The several bottlenecks confronting terrestrial fibre deployment, especially in Africa is hindering faster connectivity across the continent.

This, formed part of the deliberations by experts at the Africa Session of the International Telecoms Week conference in Chicago, USA, where they described terrestrial fibre constraints as the mother of all bottlenecks hindering increased Internet penetration in the region.

During his presentation on the theme “Enabling Content on the African Continent”, Chief Executive Officer of research firm, Xalam Analytics, Guy Zibi, analysed the African digital journey, highlighting dramatic changes that have altered the dynamics of the digital transformation of the continent.

At the session sponsored by MainOne for the seventh year in a row, Zibi said the international capacity challenge has been solved, with most coastal countries exhibiting an oversupply of subsea cables serving the continent.
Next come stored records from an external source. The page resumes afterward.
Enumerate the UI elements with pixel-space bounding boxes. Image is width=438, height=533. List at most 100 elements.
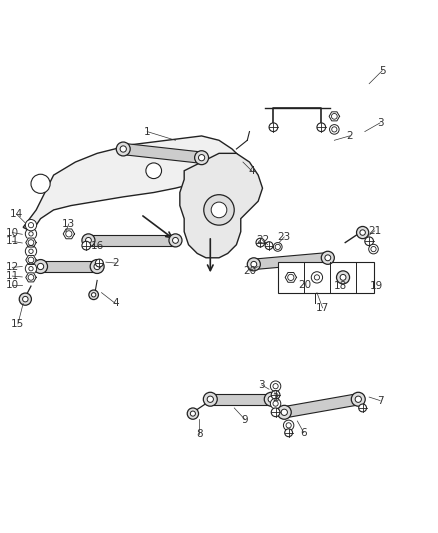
Circle shape	[29, 232, 33, 236]
Circle shape	[277, 405, 291, 419]
Circle shape	[31, 174, 50, 193]
Circle shape	[90, 260, 104, 273]
Text: 3: 3	[377, 118, 383, 128]
Circle shape	[207, 396, 213, 402]
Circle shape	[271, 408, 280, 417]
Text: 6: 6	[300, 428, 307, 438]
Polygon shape	[41, 261, 97, 272]
Text: 5: 5	[379, 66, 385, 76]
Circle shape	[173, 237, 178, 244]
Circle shape	[371, 246, 376, 252]
Circle shape	[336, 271, 350, 284]
Circle shape	[211, 202, 227, 218]
Circle shape	[23, 296, 28, 302]
Circle shape	[269, 123, 278, 132]
Circle shape	[25, 220, 37, 231]
Circle shape	[317, 123, 325, 132]
Circle shape	[321, 251, 334, 264]
Circle shape	[95, 259, 103, 267]
Circle shape	[89, 290, 99, 300]
Text: 14: 14	[10, 209, 23, 219]
Polygon shape	[88, 235, 176, 246]
Text: 1: 1	[144, 126, 151, 136]
Circle shape	[146, 163, 162, 179]
Text: 10: 10	[6, 228, 19, 238]
Circle shape	[351, 392, 365, 406]
Circle shape	[29, 249, 33, 254]
Circle shape	[270, 398, 281, 409]
Circle shape	[169, 234, 182, 247]
Circle shape	[311, 272, 322, 283]
Polygon shape	[63, 229, 74, 239]
Circle shape	[203, 392, 217, 406]
Circle shape	[314, 275, 320, 280]
Circle shape	[94, 263, 100, 270]
Text: 16: 16	[91, 240, 104, 251]
Polygon shape	[123, 143, 202, 163]
Circle shape	[204, 195, 234, 225]
Circle shape	[273, 243, 282, 251]
Circle shape	[325, 255, 331, 261]
Circle shape	[270, 381, 281, 391]
Text: 12: 12	[6, 262, 19, 272]
Text: 11: 11	[6, 236, 19, 246]
Text: 2: 2	[346, 131, 353, 141]
Circle shape	[82, 241, 91, 250]
Circle shape	[268, 396, 274, 402]
Polygon shape	[26, 238, 36, 247]
Circle shape	[329, 125, 339, 134]
Text: 20: 20	[243, 266, 256, 276]
Circle shape	[283, 420, 294, 431]
Text: 9: 9	[242, 415, 248, 425]
Circle shape	[82, 234, 95, 247]
Circle shape	[191, 411, 195, 416]
Circle shape	[273, 401, 278, 406]
Polygon shape	[23, 136, 241, 232]
Circle shape	[256, 238, 265, 247]
Polygon shape	[285, 272, 297, 282]
Circle shape	[275, 244, 280, 249]
Circle shape	[285, 429, 293, 437]
Circle shape	[265, 241, 273, 249]
Circle shape	[359, 404, 367, 412]
Circle shape	[34, 260, 47, 273]
Circle shape	[85, 237, 92, 244]
Circle shape	[25, 246, 37, 257]
Text: 11: 11	[6, 271, 19, 281]
Circle shape	[120, 146, 127, 152]
Circle shape	[360, 230, 365, 235]
Polygon shape	[329, 112, 339, 121]
Text: 18: 18	[333, 281, 346, 291]
Polygon shape	[26, 273, 36, 282]
Circle shape	[355, 396, 361, 402]
Circle shape	[251, 261, 257, 267]
Text: 20: 20	[299, 280, 312, 290]
Circle shape	[187, 408, 198, 419]
Text: 17: 17	[316, 303, 329, 313]
Circle shape	[357, 227, 369, 239]
Circle shape	[25, 228, 37, 239]
Polygon shape	[283, 394, 359, 418]
Circle shape	[286, 423, 291, 428]
Circle shape	[369, 244, 378, 254]
Text: 4: 4	[112, 298, 119, 309]
Circle shape	[340, 274, 346, 280]
Text: 21: 21	[368, 226, 381, 236]
Circle shape	[247, 258, 260, 271]
Text: 4: 4	[248, 166, 255, 176]
Polygon shape	[180, 154, 262, 258]
Circle shape	[273, 384, 278, 389]
Text: 3: 3	[258, 380, 265, 390]
Text: 8: 8	[196, 429, 203, 439]
Text: 13: 13	[62, 219, 75, 229]
Circle shape	[271, 391, 280, 399]
Text: 7: 7	[377, 395, 383, 406]
Circle shape	[28, 223, 34, 228]
FancyBboxPatch shape	[278, 262, 374, 293]
Text: 19: 19	[370, 281, 383, 291]
Circle shape	[92, 293, 96, 297]
Circle shape	[29, 266, 33, 271]
Circle shape	[281, 409, 287, 415]
Polygon shape	[210, 393, 271, 405]
Circle shape	[332, 127, 337, 132]
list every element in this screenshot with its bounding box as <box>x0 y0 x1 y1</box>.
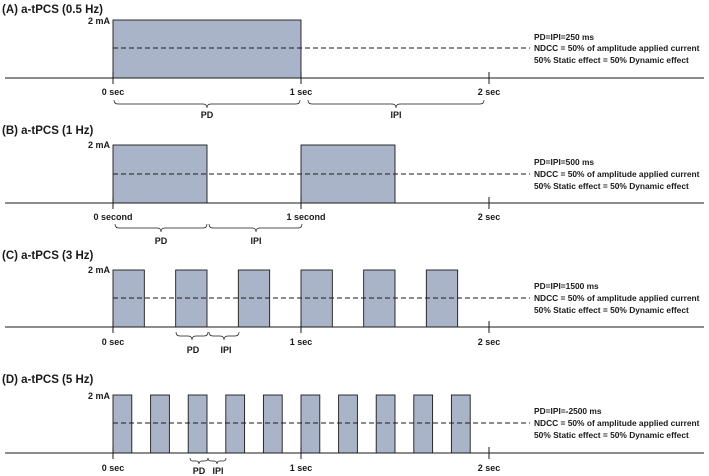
panel-a-amplitude-label: 2 mA <box>88 16 111 26</box>
panel-d-pd-bracket <box>189 457 209 465</box>
panel-b-tick-label-2: 2 sec <box>478 212 501 222</box>
panel-a: (A) a-tPCS (0.5 Hz) 2 mA 0 sec 1 sec 2 s… <box>2 4 704 120</box>
panel-c-tick-label-0: 0 sec <box>102 337 125 347</box>
panel-c-pd-label: PD <box>187 345 200 355</box>
panel-a-tick-label-2: 2 sec <box>478 87 501 97</box>
panel-d-pulses <box>112 394 471 454</box>
panel-b-pd-bracket <box>114 223 208 233</box>
panel-b-note-2: NDCC = 50% of amplitude applied current <box>534 169 700 179</box>
panel-d-pulse-6 <box>300 394 321 454</box>
panel-d-pulse-9 <box>413 394 434 454</box>
panel-a-note-3: 50% Static effect = 50% Dynamic effect <box>534 55 689 65</box>
panel-c-title: (C) a-tPCS (3 Hz) <box>2 250 94 262</box>
panel-d-pulse-7 <box>338 394 358 454</box>
panel-c-amplitude-label: 2 mA <box>88 265 111 275</box>
panel-c-ipi-label: IPI <box>220 345 231 355</box>
panel-a-pulses <box>112 19 302 79</box>
panel-b: (B) a-tPCS (1 Hz) 2 mA 0 second 1 second… <box>2 125 704 246</box>
panel-d-pulse-4 <box>225 394 246 454</box>
panel-d-ipi-label: IPI <box>212 466 223 476</box>
panel-d-pulse-1 <box>112 394 133 454</box>
panel-b-ipi-label: IPI <box>250 236 261 246</box>
panel-c-tick-label-1: 1 sec <box>290 337 313 347</box>
panel-a-tick-label-1: 1 sec <box>290 87 313 97</box>
panel-a-tick-label-0: 0 sec <box>102 87 125 97</box>
panel-c-ipi-bracket <box>208 331 240 341</box>
panel-c-note-2: NDCC = 50% of amplitude applied current <box>534 293 700 303</box>
panel-a-pd-label: PD <box>201 110 214 120</box>
panel-d-pulse-10 <box>450 394 471 454</box>
panel-d-note-2: NDCC = 50% of amplitude applied current <box>534 418 700 428</box>
panel-d-tick-label-0: 0 sec <box>102 463 125 473</box>
panel-c-note-1: PD=IPI=1500 ms <box>534 281 599 291</box>
panel-c-pulses <box>112 269 459 328</box>
panel-c-pulse-6 <box>425 269 459 328</box>
panel-d: (D) a-tPCS (5 Hz) 2 mA 0 sec 1 sec 2 sec… <box>2 374 704 476</box>
panel-a-note-2: NDCC = 50% of amplitude applied current <box>534 43 700 53</box>
panel-d-pulse-2 <box>150 394 170 454</box>
panel-a-ipi-label: IPI <box>390 110 401 120</box>
panel-c-pulse-1 <box>112 269 145 328</box>
panel-d-pulse-3 <box>187 394 208 454</box>
panel-c-pulse-2 <box>175 269 208 328</box>
panel-b-note-1: PD=IPI=500 ms <box>534 157 594 167</box>
panel-b-note-3: 50% Static effect = 50% Dynamic effect <box>534 181 689 191</box>
panel-d-note-3: 50% Static effect = 50% Dynamic effect <box>534 430 689 440</box>
panel-b-ipi-bracket <box>208 223 303 233</box>
panel-a-note-1: PD=IPI=250 ms <box>534 32 594 42</box>
panel-b-title: (B) a-tPCS (1 Hz) <box>2 125 94 137</box>
panel-d-pulse-8 <box>375 394 396 454</box>
panel-d-tick-label-1: 1 sec <box>290 463 313 473</box>
panel-d-pulse-5 <box>262 394 283 454</box>
panel-d-ipi-bracket <box>207 457 227 465</box>
panel-c-pulse-5 <box>363 269 396 328</box>
panel-a-ipi-bracket <box>307 99 485 109</box>
panel-c-pd-bracket <box>175 331 209 341</box>
panel-d-note-1: PD=IPI=-2500 ms <box>534 406 602 416</box>
panel-d-amplitude-label: 2 mA <box>88 391 111 401</box>
panel-d-tick-label-2: 2 sec <box>478 463 501 473</box>
panel-c-pulse-4 <box>300 269 333 328</box>
panel-a-title: (A) a-tPCS (0.5 Hz) <box>2 4 103 16</box>
panel-b-tick-label-0: 0 second <box>93 212 132 222</box>
panel-a-pd-bracket <box>113 99 301 109</box>
panel-c-pulse-3 <box>237 269 271 328</box>
panel-b-pulse-1 <box>112 144 208 204</box>
panel-c: (C) a-tPCS (3 Hz) 2 mA 0 sec 1 sec 2 sec… <box>2 250 704 355</box>
panel-b-amplitude-label: 2 mA <box>88 140 111 150</box>
panel-b-tick-label-1: 1 second <box>286 212 325 222</box>
panel-d-pd-label: PD <box>193 466 206 476</box>
panel-a-pulse-1 <box>112 19 302 79</box>
panel-d-title: (D) a-tPCS (5 Hz) <box>2 374 94 386</box>
panel-b-pd-label: PD <box>155 236 168 246</box>
panel-c-note-3: 50% Static effect = 50% Dynamic effect <box>534 305 689 315</box>
panel-c-tick-label-2: 2 sec <box>478 337 501 347</box>
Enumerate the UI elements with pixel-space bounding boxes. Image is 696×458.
However, he noted that the reach of such capacity was still limited due to limitations in the availability of terrestrial open-access fibre, which remains extremely low in most markets especially Nigeria, Senegal, Uganda and Tanzania among others.

These limitations, according to him, have translated into retail connectivity prices as a proportion of income being two times more expensive in Africa compared to Latin America and the Caribbean and three times when compared to Asia.

Zibi highlighted the dangers of deepening the continent’s digital divide with services limited to narrow addressable markets and Africa’s inability to fully partake in the fourth industrial revolution.

He reiterated the need for more aggressive deployment of terrestrial infrastructure, especially in metropolitan and local networks to reach the end users and enhance affordability.

A panel that included high-level representation from Orange, MTN GlobalConnect, MainOne and Kwese challenged African policy makers to proffer incentives to encourage the deployment of broadband infrastructure of scale to support the rollout of much needed infrastructure to rural areas.

The Africa Panel session continues to provide a platform for players to share perspectives on the opportunities and challenges across the region with a global audience. The discussions focused on infrastructure challenges as well as regulatory and economic constraints that impede increased internet access and proliferation of broadband across the continent.